The bisectors of adjacent angles A and B of parallelogram ABCD intersect sides BC and AD at points M and N

The bisectors of adjacent angles A and B of parallelogram ABCD intersect sides BC and AD at points M and N, respectively. Find the perimeter of the parallelogram if MC = 3m, AN = 8m.

Let us denote the point of intersection of the bisectors by the letter O.

Consider a triangle ABM: the BMO angle is equal to the OAN angle (internal criss-crossing angles with parallel BC and AD and the secant AM), and the OAN angle is equal to the OAB angle (AM is the bisector), which means the BMO angle is equal to the OAB angle. Therefore, the triangle ABM is isosceles, and it means that AB = BM.

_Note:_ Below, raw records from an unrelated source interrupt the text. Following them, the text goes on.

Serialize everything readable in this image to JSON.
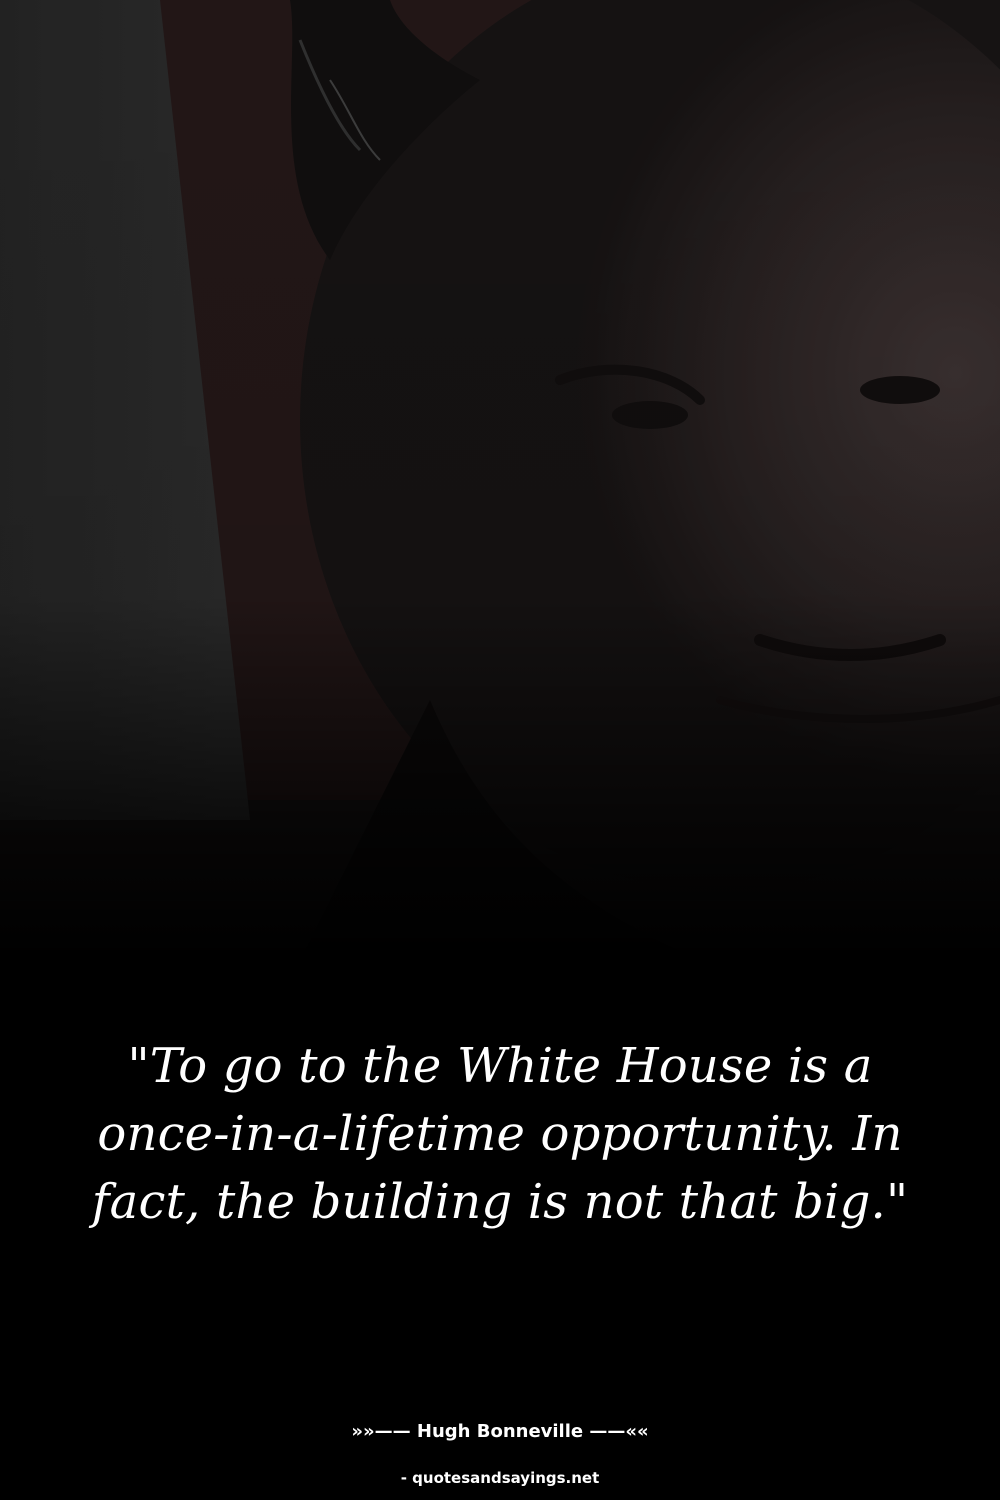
{
  "quote": {
    "text": "\"To go to the White House is a once-in-a-lifetime opportunity. In fact, the building is not that big.\""
  },
  "attribution": {
    "author_line": "»»—— Hugh Bonneville ——««"
  },
  "footer": {
    "source": "- quotesandsayings.net"
  },
  "colors": {
    "background": "#000000",
    "text": "#ffffff"
  }
}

ВO will be the median in the triangle ABM, which means that AO = MO.

Consider the ВОМ and NOA triangles:

The ОМВ angle is equal to the OAN angle (internal criss-crossing angles with parallel ВС and АD and secushes АМ). The ВОМ angle is equal to the angle AON (vertical). AO = MO (see above). Therefore, the triangles are equal (in side and two corners).

Hence, ВМ = АN = 8 m. Side BC = ВМ + СМ = 8 + 3 = 11 m.

AB = BM = 8 m.

Let’s calculate the perimeter of the parallelogram:

P (ABCD) = 11 + 8 + 11 + 8 = 38 m.

Answer: the perimeter of the parallelogram is 38 m.